El hombre no usaba armadura, pero de la cintura colgaba una espada y Drusila distinguía el mango de una daga salir de una de sus botas. Pasaron un par de largos segundos antes de que la joven dejara caer su fachada.

—Lo sabes, ¿cierto?

El hombre asintió.

—¿Vas a matarme?

—Aún no lo decido —respondió el hombre—. ¿Y tú?

La pregunta tomó por sorpresa a Drusila.

—Aún no lo decido —respondió ella. —Quizás me seas útil.

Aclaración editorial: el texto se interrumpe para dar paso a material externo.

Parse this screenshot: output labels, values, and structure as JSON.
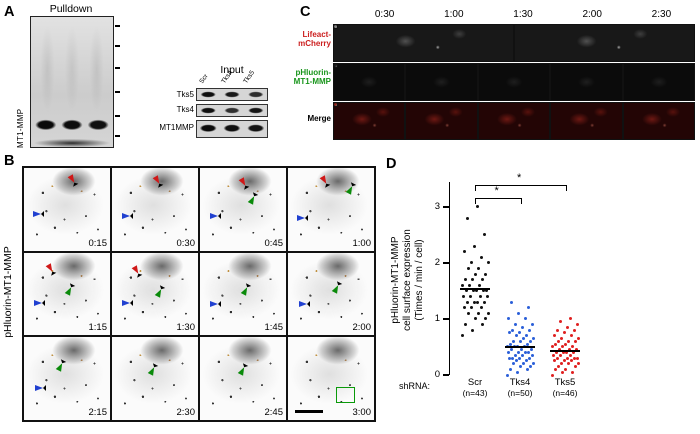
{
  "panels": {
    "a": "A",
    "b": "B",
    "c": "C",
    "d": "D"
  },
  "panel_a": {
    "pulldown_title": "Pulldown",
    "pulldown_side_label": "MT1-MMP",
    "input_title": "Input",
    "input_lane_labels": [
      "Scr",
      "Tks4",
      "Tks5"
    ],
    "input_row_labels": [
      "Tks5",
      "Tks4",
      "MT1MMP"
    ]
  },
  "panel_b": {
    "side_label": "pHluorin-MT1-MMP",
    "frames": [
      {
        "time": "0:15",
        "markers": [
          {
            "type": "red-arrow",
            "x": 54,
            "y": 8
          },
          {
            "type": "blue-arrowhead",
            "x": 10,
            "y": 52
          }
        ]
      },
      {
        "time": "0:30",
        "markers": [
          {
            "type": "red-arrow",
            "x": 50,
            "y": 10
          },
          {
            "type": "blue-arrowhead",
            "x": 12,
            "y": 55
          }
        ]
      },
      {
        "time": "0:45",
        "markers": [
          {
            "type": "red-arrow",
            "x": 48,
            "y": 12
          },
          {
            "type": "blue-arrowhead",
            "x": 12,
            "y": 55
          },
          {
            "type": "green-arrow",
            "x": 58,
            "y": 30
          }
        ]
      },
      {
        "time": "1:00",
        "markers": [
          {
            "type": "red-arrow",
            "x": 40,
            "y": 10
          },
          {
            "type": "green-arrow",
            "x": 70,
            "y": 18
          },
          {
            "type": "blue-arrowhead",
            "x": 10,
            "y": 57
          }
        ]
      },
      {
        "time": "1:15",
        "markers": [
          {
            "type": "red-arrow",
            "x": 28,
            "y": 14
          },
          {
            "type": "blue-arrowhead",
            "x": 12,
            "y": 57
          },
          {
            "type": "green-arrow",
            "x": 50,
            "y": 38
          }
        ]
      },
      {
        "time": "1:30",
        "markers": [
          {
            "type": "red-arrow",
            "x": 26,
            "y": 16
          },
          {
            "type": "blue-arrowhead",
            "x": 12,
            "y": 57
          },
          {
            "type": "green-arrow",
            "x": 52,
            "y": 40
          }
        ]
      },
      {
        "time": "1:45",
        "markers": [
          {
            "type": "blue-arrowhead",
            "x": 12,
            "y": 58
          },
          {
            "type": "green-arrow",
            "x": 50,
            "y": 38
          }
        ]
      },
      {
        "time": "2:00",
        "markers": [
          {
            "type": "blue-arrowhead",
            "x": 13,
            "y": 58
          },
          {
            "type": "green-arrow",
            "x": 54,
            "y": 36
          }
        ]
      },
      {
        "time": "2:15",
        "markers": [
          {
            "type": "blue-arrowhead",
            "x": 13,
            "y": 58
          },
          {
            "type": "green-arrow",
            "x": 40,
            "y": 28
          }
        ]
      },
      {
        "time": "2:30",
        "markers": [
          {
            "type": "green-arrow",
            "x": 44,
            "y": 32
          }
        ]
      },
      {
        "time": "2:45",
        "markers": [
          {
            "type": "green-arrow",
            "x": 46,
            "y": 32
          }
        ]
      },
      {
        "time": "3:00",
        "markers": [
          {
            "type": "green-box",
            "x": 56,
            "y": 60
          },
          {
            "type": "scale-bar",
            "x": 8,
            "y": 88
          }
        ]
      }
    ]
  },
  "panel_c": {
    "timestamps": [
      "0:30",
      "1:00",
      "1:30",
      "2:00",
      "2:30"
    ],
    "frames_per_row": 10,
    "rows": [
      {
        "label_lines": [
          "Lifeact-",
          "mCherry"
        ],
        "label_color": "#cc2020",
        "style": "lifeact",
        "dot_frames": [
          1,
          2,
          3,
          4,
          5,
          6,
          7,
          8
        ]
      },
      {
        "label_lines": [
          "pHluorin-",
          "MT1-MMP"
        ],
        "label_color": "#18951b",
        "style": "phluorin",
        "dot_frames": [
          3,
          4,
          5,
          6,
          7
        ]
      },
      {
        "label_lines": [
          "Merge",
          ""
        ],
        "label_color": "#000000",
        "style": "merge",
        "dot_frames": [
          3,
          4,
          5,
          6,
          7
        ]
      }
    ]
  },
  "chart_data": {
    "type": "scatter",
    "title": "",
    "ylabel_lines": [
      "pHluorin-MT1-MMP",
      "cell surface expression",
      "(Times / min / cell)"
    ],
    "xlabel_prefix": "shRNA:",
    "ylim": [
      0,
      3
    ],
    "yticks": [
      0,
      1,
      2,
      3
    ],
    "grid": false,
    "groups": [
      {
        "name": "Scr",
        "n_label": "(n=43)",
        "color": "#111111",
        "values": [
          0.7,
          0.8,
          0.9,
          0.9,
          1.0,
          1.0,
          1.1,
          1.1,
          1.1,
          1.2,
          1.2,
          1.2,
          1.3,
          1.3,
          1.3,
          1.3,
          1.4,
          1.4,
          1.4,
          1.4,
          1.5,
          1.5,
          1.5,
          1.5,
          1.5,
          1.6,
          1.6,
          1.6,
          1.7,
          1.7,
          1.7,
          1.8,
          1.8,
          1.9,
          1.9,
          2.0,
          2.0,
          2.1,
          2.2,
          2.3,
          2.5,
          2.8,
          3.0
        ]
      },
      {
        "name": "Tks4",
        "n_label": "(n=50)",
        "color": "#2b5fd9",
        "values": [
          0.0,
          0.05,
          0.1,
          0.1,
          0.15,
          0.15,
          0.2,
          0.2,
          0.2,
          0.25,
          0.25,
          0.3,
          0.3,
          0.3,
          0.3,
          0.35,
          0.35,
          0.35,
          0.4,
          0.4,
          0.4,
          0.4,
          0.45,
          0.45,
          0.45,
          0.5,
          0.5,
          0.5,
          0.5,
          0.55,
          0.55,
          0.6,
          0.6,
          0.6,
          0.65,
          0.65,
          0.7,
          0.7,
          0.75,
          0.75,
          0.8,
          0.8,
          0.85,
          0.9,
          0.9,
          1.0,
          1.0,
          1.1,
          1.2,
          1.3
        ]
      },
      {
        "name": "Tks5",
        "n_label": "(n=46)",
        "color": "#e02020",
        "values": [
          0.0,
          0.05,
          0.05,
          0.1,
          0.1,
          0.15,
          0.15,
          0.2,
          0.2,
          0.2,
          0.25,
          0.25,
          0.25,
          0.3,
          0.3,
          0.3,
          0.3,
          0.35,
          0.35,
          0.35,
          0.4,
          0.4,
          0.4,
          0.4,
          0.45,
          0.45,
          0.45,
          0.5,
          0.5,
          0.5,
          0.55,
          0.55,
          0.6,
          0.6,
          0.6,
          0.65,
          0.65,
          0.7,
          0.7,
          0.75,
          0.8,
          0.8,
          0.85,
          0.9,
          0.95,
          1.0
        ]
      }
    ],
    "comparisons": [
      {
        "from": 0,
        "to": 1,
        "label": "*"
      },
      {
        "from": 0,
        "to": 2,
        "label": "*"
      }
    ]
  }
}
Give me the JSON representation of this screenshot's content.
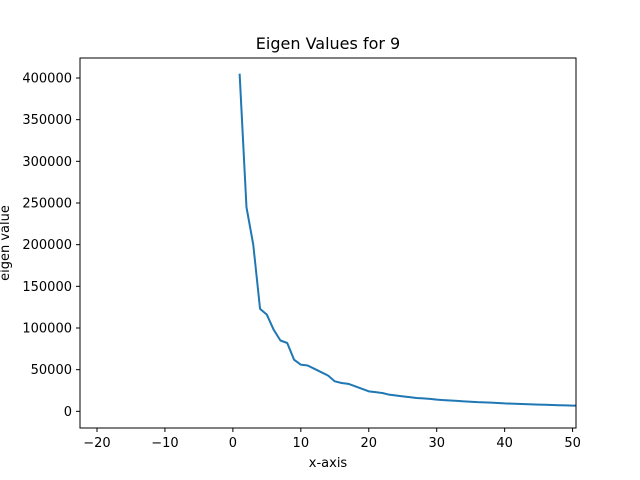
{
  "chart_data": {
    "type": "line",
    "title": "Eigen Values for 9",
    "xlabel": "x-axis",
    "ylabel": "eigen value",
    "xlim": [
      -22.5,
      50.5
    ],
    "ylim": [
      -20000,
      424000
    ],
    "xticks": [
      -20,
      -10,
      0,
      10,
      20,
      30,
      40,
      50
    ],
    "yticks": [
      0,
      50000,
      100000,
      150000,
      200000,
      250000,
      300000,
      350000,
      400000
    ],
    "grid": false,
    "series": [
      {
        "color": "#1f77b4",
        "x": [
          1,
          2,
          3,
          4,
          5,
          6,
          7,
          8,
          9,
          10,
          11,
          12,
          13,
          14,
          15,
          16,
          17,
          18,
          19,
          20,
          21,
          22,
          23,
          24,
          25,
          26,
          27,
          28,
          29,
          30,
          31,
          32,
          33,
          34,
          35,
          36,
          37,
          38,
          39,
          40,
          41,
          42,
          43,
          44,
          45,
          46,
          47,
          48,
          49,
          50,
          51
        ],
        "y": [
          404000,
          245000,
          200000,
          123000,
          116000,
          98000,
          85000,
          82000,
          62000,
          56000,
          55000,
          51000,
          47000,
          43000,
          36000,
          34000,
          33000,
          30000,
          27000,
          24000,
          23000,
          22000,
          20000,
          19000,
          18000,
          17000,
          16000,
          15500,
          15000,
          14000,
          13500,
          13000,
          12500,
          12000,
          11500,
          11000,
          10800,
          10500,
          10000,
          9500,
          9200,
          9000,
          8700,
          8400,
          8100,
          7900,
          7600,
          7300,
          7100,
          6900,
          6700
        ]
      }
    ]
  }
}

Después de una pausa, Drusila se puso de pie y comenzó a desanudar las cuerdas de su vestido.

—Detente, ¿qué estás haciendo?

Cuando Drusila estaba a punto de descubrirse el torso, el hombre instintivamente desvío la mirada. De inmediato se dio cuenta de su error, pero apenas levantó la cabeza, salió derribado hacia atrás. Antes de que pudiera quitarse a Drusila de encima, sintió un fuerte dolor en el cuello que lo hizo gritar. Luego, todo se volvió negro.

***

Cuando Ordlaf abrió los ojos, se encontraba arrodillado sobre el suelo, con las manos y piernas amarradas tras de él. Algo escurría de su barbilla. Sacó la lengua y sintió un sabor casi metálico. Un olor intenso inundó sus fosas nasales. Un hombre mayor se encontraba en una esquina encadenado, amordazado y con los ojos llenos de miedo.

—No puedes liberarte —dijo una voz y Ordlaf sintió sus extremidades debilitarse. Ahora era Drusila quien se encontraba sentada en el taburete, mirándolo fijamente.

—¿Planeabas matarme?

Ordlaf se detuvo a pensar en su respuesta pero su boca se movió contra su voluntad.

—Al inicio.

Sus palabras sorprendieron a Drusila tanto como al propio Ordlaf. El olor del anciano seguía llamándolo.

—¿Qué me hiciste? —preguntó él. Drusila ignoró su pregunta.

—¿Por qué "al inicio"?

—Observé el castillo por varios días, el resto de los habitantes parecen ser todos humanos. Hay ganchos metálicos en la torre que usé para escalar; bajar sería igual de fácil. ¿Por qué esparcir los rumores de una princesa en apuros? Estamos en guerra, muchos reinos pasan por hambrunas y epidemias. En cualquier pueblo podrías matar a quien desees y nadie lo notaría. Entonces, ¿por qué la farsa?

Drusila no respondió.

—Creo que es porque en el fondo, quieres ser rescatada. Quieres escapar, pero no tienes el valor para hacerlo.

—Mi padre me mataría.

—¿Y eso es peor que pasar el resto de tu vida aquí?

Drusila se levantó y caminó hacia la ventana. Ordlaf comenzaba a sentirse débil y una sensación recorrió su cuerpo desde su garganta hasta su estómago. Estaba famélico y el hombre amordazado parecía ser lo más delicioso del mundo.

—Si voy a recorrer el mundo necesito un compañero. Alguien en quién confiar. No sé si eres la persona indicada.

—Soy un mercenario, no un caballero. No tengo nada a qué regresar. Y dudo poder traicionarte... ¿Puedo? —preguntó con genuina curiosidad. Él mismo no estaba seguro de la respuesta.

—En realidad, no —respondió ella, sonriendo—. Estás bajo mi completo control. Ya puedes liberarte.

El peso de las cuerdas pareció desaparecer y Ordlaf las rompió con facilidad para arrojarse sobre el anciano, de quién bebió hasta quedar satisfecho.

—Sólo hay algo que debes recordar en todo momento —dijo Drusila poniéndose una capa mientras caminaba hacia la ventana—. No soy tu princesa. Soy tu ama.